The dollar briefly pared its gains versus the yen and hit a session low versus the euro after data showed the number of Americans filing new claims for unemployment benefits hit a six-month high last week.
Despite signs of rapprochement in Washington, the dollar could still be vulnerable to concerns about a debt default. Short-term U.S. government bill yields were at the highest since the 2008 financial crisis, reflecting investor anxiety.
"I would not be surprised to see some take profit in the dollar after the recent run. The situation has not really changed, and risk fear is mounting and the VIX is still just below 20 percent," said Francesco Scotto, portfolio manager at RTFX Fund Management Ltd.
Wall Street's favorite anxiety index, the VIX index, last traded down 15 percent at 16.66 after hitting 21.34 on Wednesday.
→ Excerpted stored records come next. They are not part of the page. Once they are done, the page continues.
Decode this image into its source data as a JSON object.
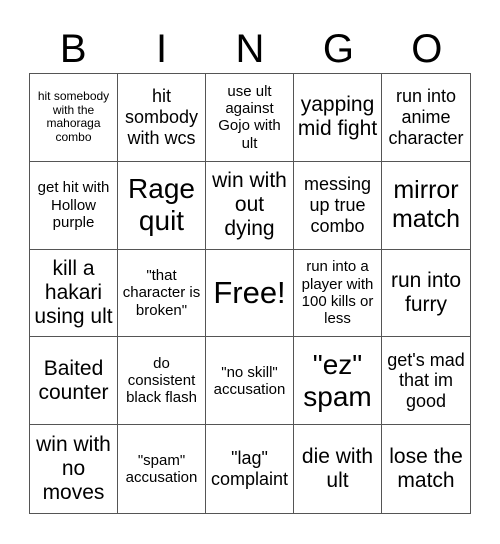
{
  "header": {
    "letters": [
      "B",
      "I",
      "N",
      "G",
      "O"
    ]
  },
  "board": {
    "cells": [
      "hit somebody with the mahoraga combo",
      "hit sombody with wcs",
      "use ult against Gojo with ult",
      "yapping mid fight",
      "run into anime character",
      "get hit with Hollow purple",
      "Rage quit",
      "win with out dying",
      "messing up true combo",
      "mirror match",
      "kill a hakari using ult",
      "\"that character is broken\"",
      "Free!",
      "run into a player with 100 kills or less",
      "run into furry",
      "Baited counter",
      "do consistent black flash",
      "\"no skill\" accusation",
      "\"ez\" spam",
      "get's mad that im good",
      "win with no moves",
      "\"spam\" accusation",
      "\"lag\" complaint",
      "die with ult",
      "lose the match"
    ],
    "free_space_index": 12
  }
}
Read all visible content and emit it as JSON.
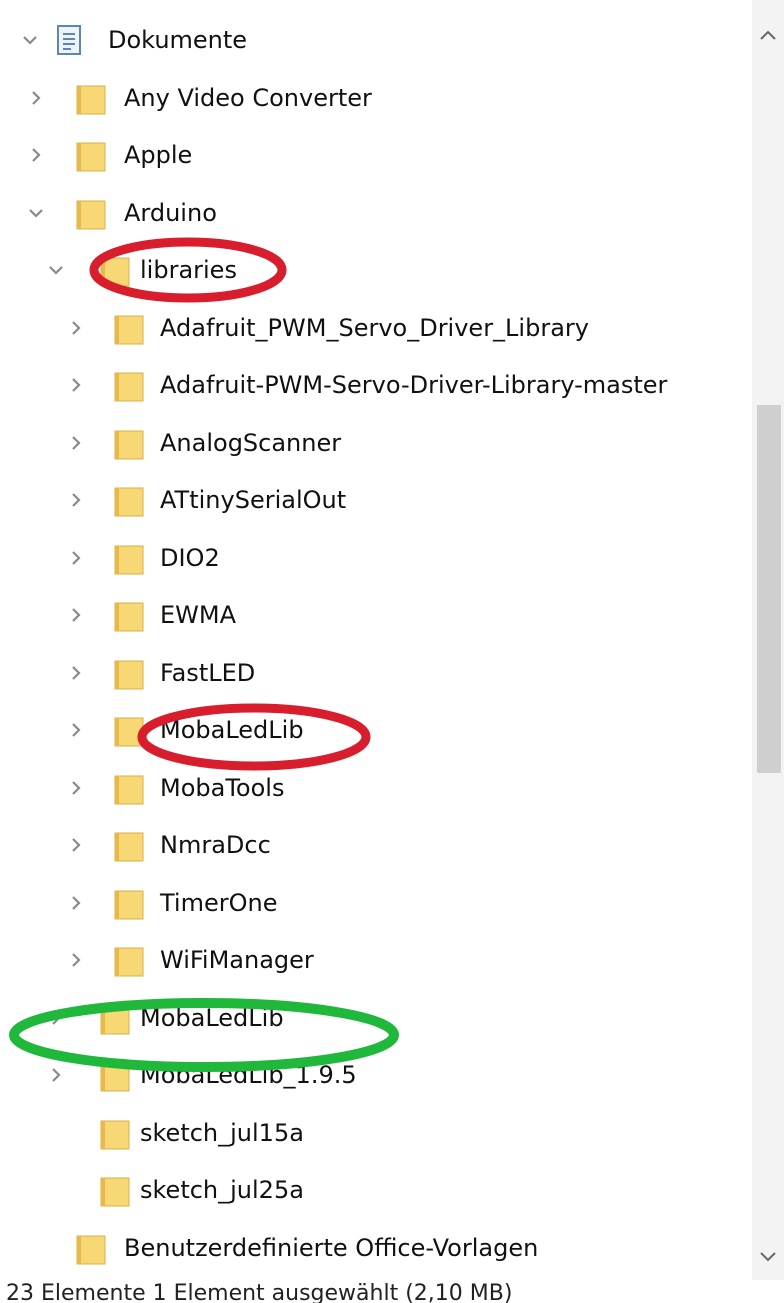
{
  "tree": [
    {
      "label": "Dokumente",
      "level": 0,
      "chevron": "expanded",
      "icon": "document-library-icon"
    },
    {
      "label": "Any Video Converter",
      "level": 1,
      "chevron": "collapsed",
      "icon": "folder-icon"
    },
    {
      "label": "Apple",
      "level": 1,
      "chevron": "collapsed",
      "icon": "folder-icon"
    },
    {
      "label": "Arduino",
      "level": 1,
      "chevron": "expanded",
      "icon": "folder-icon"
    },
    {
      "label": "libraries",
      "level": 2,
      "chevron": "expanded",
      "icon": "folder-icon"
    },
    {
      "label": "Adafruit_PWM_Servo_Driver_Library",
      "level": 3,
      "chevron": "collapsed",
      "icon": "folder-icon"
    },
    {
      "label": "Adafruit-PWM-Servo-Driver-Library-master",
      "level": 3,
      "chevron": "collapsed",
      "icon": "folder-icon"
    },
    {
      "label": "AnalogScanner",
      "level": 3,
      "chevron": "collapsed",
      "icon": "folder-icon"
    },
    {
      "label": "ATtinySerialOut",
      "level": 3,
      "chevron": "collapsed",
      "icon": "folder-icon"
    },
    {
      "label": "DIO2",
      "level": 3,
      "chevron": "collapsed",
      "icon": "folder-icon"
    },
    {
      "label": "EWMA",
      "level": 3,
      "chevron": "collapsed",
      "icon": "folder-icon"
    },
    {
      "label": "FastLED",
      "level": 3,
      "chevron": "collapsed",
      "icon": "folder-icon"
    },
    {
      "label": "MobaLedLib",
      "level": 3,
      "chevron": "collapsed",
      "icon": "folder-icon"
    },
    {
      "label": "MobaTools",
      "level": 3,
      "chevron": "collapsed",
      "icon": "folder-icon"
    },
    {
      "label": "NmraDcc",
      "level": 3,
      "chevron": "collapsed",
      "icon": "folder-icon"
    },
    {
      "label": "TimerOne",
      "level": 3,
      "chevron": "collapsed",
      "icon": "folder-icon"
    },
    {
      "label": "WiFiManager",
      "level": 3,
      "chevron": "collapsed",
      "icon": "folder-icon"
    },
    {
      "label": "MobaLedLib",
      "level": 2,
      "chevron": "collapsed",
      "icon": "folder-icon"
    },
    {
      "label": "MobaLedLib_1.9.5",
      "level": 2,
      "chevron": "collapsed",
      "icon": "folder-icon"
    },
    {
      "label": "sketch_jul15a",
      "level": 2,
      "chevron": "none",
      "icon": "folder-icon"
    },
    {
      "label": "sketch_jul25a",
      "level": 2,
      "chevron": "none",
      "icon": "folder-icon"
    },
    {
      "label": "Benutzerdefinierte Office-Vorlagen",
      "level": 1,
      "chevron": "none",
      "icon": "folder-icon"
    }
  ],
  "status_text": "23 Elemente   1 Element ausgewählt (2,10 MB)",
  "colors": {
    "folder_fill": "#f8d775",
    "folder_tab": "#e8b94a",
    "chevron": "#8a8a8a",
    "highlight_red": "#d81e2c",
    "highlight_green": "#1fb83a",
    "scroll_thumb": "#cfcfcf"
  },
  "annotations": [
    {
      "name": "libraries-red-highlight",
      "color": "red",
      "target": "libraries"
    },
    {
      "name": "mobaledlib-red-highlight",
      "color": "red",
      "target": "MobaLedLib"
    },
    {
      "name": "mobaledlib-green-highlight",
      "color": "green",
      "target": "MobaLedLib"
    }
  ]
}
A level above 20 is generally associated with increasing concern about the near-term direction of the market.
Banks and money market funds are beginning to shun some Treasuries normally used as collateral in the $5 trillion repurchase agreement market.
The Treasury Department says it will be unable to pay all of its bills if Congress does not raise the $16.7 trillion debt ceiling by Oct. 17. Republicans say the Obama administration would be able to keep up with its bond payments at the expense of other obligations if that deadline was missed. Treasury Secretary Jack Lew said that's not possible.
"It would be chaos," he told the Senate Finance Committee.